Week 592: Beeswing, by Richard Thompson

I think that this beautiful ballad by the singer/songwriter Richard Thompson is one of the greatest of contemporary folksongs. It seems to me poetry for its substance, its detail, its turns of phrase and above all for the ache at its heart. Apparently it was inspired in part by the life of the remarkable a cappella folksinger Anne Briggs, though it should not be taken as autobiographical: Thompson met Anne on only two occasions, and the content is based more on conversations about her with fellow-singer Sandy Denny. It certainly captures her wild, free and somewhat wayward spirit: while much in demand in the folk scene of the sixties it seems that getting her to turn up for gigs was a nightmare, though this didn’t stop her from being highly influential on a whole raft of other singers.
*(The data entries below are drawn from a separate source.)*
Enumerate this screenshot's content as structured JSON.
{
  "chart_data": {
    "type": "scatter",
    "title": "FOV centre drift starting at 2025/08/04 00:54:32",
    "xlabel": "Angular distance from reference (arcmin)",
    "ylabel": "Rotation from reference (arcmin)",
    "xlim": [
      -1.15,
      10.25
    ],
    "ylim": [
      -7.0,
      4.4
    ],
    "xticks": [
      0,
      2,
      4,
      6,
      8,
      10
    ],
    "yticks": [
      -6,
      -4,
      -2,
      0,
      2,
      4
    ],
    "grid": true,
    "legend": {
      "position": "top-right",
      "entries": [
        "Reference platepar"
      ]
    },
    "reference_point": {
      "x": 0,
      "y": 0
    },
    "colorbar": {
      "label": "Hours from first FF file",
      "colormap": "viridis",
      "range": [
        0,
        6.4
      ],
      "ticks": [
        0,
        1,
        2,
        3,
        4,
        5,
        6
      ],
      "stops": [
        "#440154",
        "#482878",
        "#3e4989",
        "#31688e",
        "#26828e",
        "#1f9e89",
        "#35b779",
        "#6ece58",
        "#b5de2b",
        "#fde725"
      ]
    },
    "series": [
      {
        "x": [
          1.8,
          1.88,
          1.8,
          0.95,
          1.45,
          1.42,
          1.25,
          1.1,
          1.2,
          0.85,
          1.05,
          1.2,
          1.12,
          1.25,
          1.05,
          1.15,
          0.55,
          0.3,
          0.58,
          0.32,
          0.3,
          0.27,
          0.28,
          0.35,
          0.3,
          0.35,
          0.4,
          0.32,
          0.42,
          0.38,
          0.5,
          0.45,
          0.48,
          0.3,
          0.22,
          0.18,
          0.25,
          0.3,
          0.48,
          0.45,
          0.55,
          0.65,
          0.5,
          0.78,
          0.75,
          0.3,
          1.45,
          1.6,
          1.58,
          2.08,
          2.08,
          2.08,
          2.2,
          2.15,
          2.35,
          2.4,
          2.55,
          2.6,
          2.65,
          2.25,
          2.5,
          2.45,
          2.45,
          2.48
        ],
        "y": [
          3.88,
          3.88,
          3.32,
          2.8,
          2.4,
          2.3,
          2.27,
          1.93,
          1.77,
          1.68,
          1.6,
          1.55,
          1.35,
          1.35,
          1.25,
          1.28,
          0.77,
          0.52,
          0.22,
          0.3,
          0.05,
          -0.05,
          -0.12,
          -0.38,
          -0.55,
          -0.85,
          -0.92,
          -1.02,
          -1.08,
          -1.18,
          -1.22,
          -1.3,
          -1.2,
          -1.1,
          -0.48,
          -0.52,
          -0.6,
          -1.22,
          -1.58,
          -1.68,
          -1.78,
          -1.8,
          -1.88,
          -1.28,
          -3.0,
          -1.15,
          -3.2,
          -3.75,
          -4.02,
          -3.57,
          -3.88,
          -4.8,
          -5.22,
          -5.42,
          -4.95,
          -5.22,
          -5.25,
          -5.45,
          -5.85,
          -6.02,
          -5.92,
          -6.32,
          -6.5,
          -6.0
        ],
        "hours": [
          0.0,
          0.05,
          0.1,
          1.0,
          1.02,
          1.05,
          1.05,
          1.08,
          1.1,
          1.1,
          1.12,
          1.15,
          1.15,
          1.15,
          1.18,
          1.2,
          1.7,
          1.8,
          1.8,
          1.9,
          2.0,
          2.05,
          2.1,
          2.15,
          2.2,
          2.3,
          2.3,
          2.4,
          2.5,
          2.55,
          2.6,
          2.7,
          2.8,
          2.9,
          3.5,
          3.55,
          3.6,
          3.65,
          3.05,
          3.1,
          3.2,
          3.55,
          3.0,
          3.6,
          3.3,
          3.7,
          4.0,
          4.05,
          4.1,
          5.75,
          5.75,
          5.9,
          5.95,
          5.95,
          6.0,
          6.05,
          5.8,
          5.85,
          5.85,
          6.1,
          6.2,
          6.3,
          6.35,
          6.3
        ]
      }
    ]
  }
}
In a way the song seems like an elegy not just for one singer but for a whole decade when for a time the future offered hope to the young in a way scarcely thinkable now.

The song has been covered by numerous artists but I still think Richard’s own version is the best.

‘the summer of love’: 1968, the year of student protests, especially against the escalating war in Vietnam
‘steamie’: a Scots word for a public laundry
‘Caldrum Street’: a street in Dundee, Scotland
‘the Gower’: a coastal area in South Wales
‘White Horse’: a brand of whisky

Beeswing

I was nineteen when I came to town,
They called it the summer of love.
They were burning babies, burning flags,
The hawks against the doves.
I took a job in the steamie
Down on Caldrum Street,
I fell in love with a laundry girl
Who was working next to me.

She was a rare thing
Fine as a beeswing,
So fine a breath of wind might blow her away.
She was a lost child,
O she was running wild,
She said ‘As long as there’s no price on love I’ll stay,
And you wouldn’t want me any other way.’

Brown hair zig-zag round her face,
And a look of half-surprise.
Like a fox caught in the headlights
There was animal in her eyes.
She said ‘Young man, oh can’t you see
I’m not the factory kind.
If you don’t take me out of here
I’ll surely lose my mind.’

She was a rare thing
Fine as a beeswing,
So fine that I might crush here where she lay.
She was a lost child,
O she was running wild,
She said ‘As long as there’s no price on love I’ll stay,
And you wouldn’t want me any other way.’

We busked around the market towns
And picked fruit down in Kent
And we could tinker lamps and pots
And knives wherever we went.
And I said that we might settle down,
Get a few acres dug,
Fire burning in the hearth
And babies on the rug.
She said ‘O man, you’re a foolish man,
It surely sounds like hell,
You might be lord of half the world
You’ll not own me as well.’

She was a rare thing
Fine as a beeswing,
So fine a breath of wind might blow her away.
She was a lost child,
O she was running wild,
She said ‘As long as there’s no price on love I’ll stay,
And you wouldn’t want me any other way.’

We was camping down the Gower one time,
The work was pretty good.
She thought we shouldn’t wait for the frost
I thought maybe we should.
We was drinking more in those days
And tempers reached a pitch.
And like a fool I let her run
With a rambling itch.

Oh the last I hear she’s sleeping
Back on the Derby beat,
White Horse in her hip pocket
And a wolfhound at her feet.
And they say she even married once
A man called Romany Brown
But even a gypsy caravan
Was too much settling down.
And they say her flower has faded now,
Hard weather and hard booze,
But maybe it’s just the price you pay
For the chains you refuse.

O she was a rare thing
Fine as a beeswing,
And I miss her more than ever words can say.
If I could just taste
All of her wildness now,
If I could hold her in my arms again
And I wouldn’t want her any other way.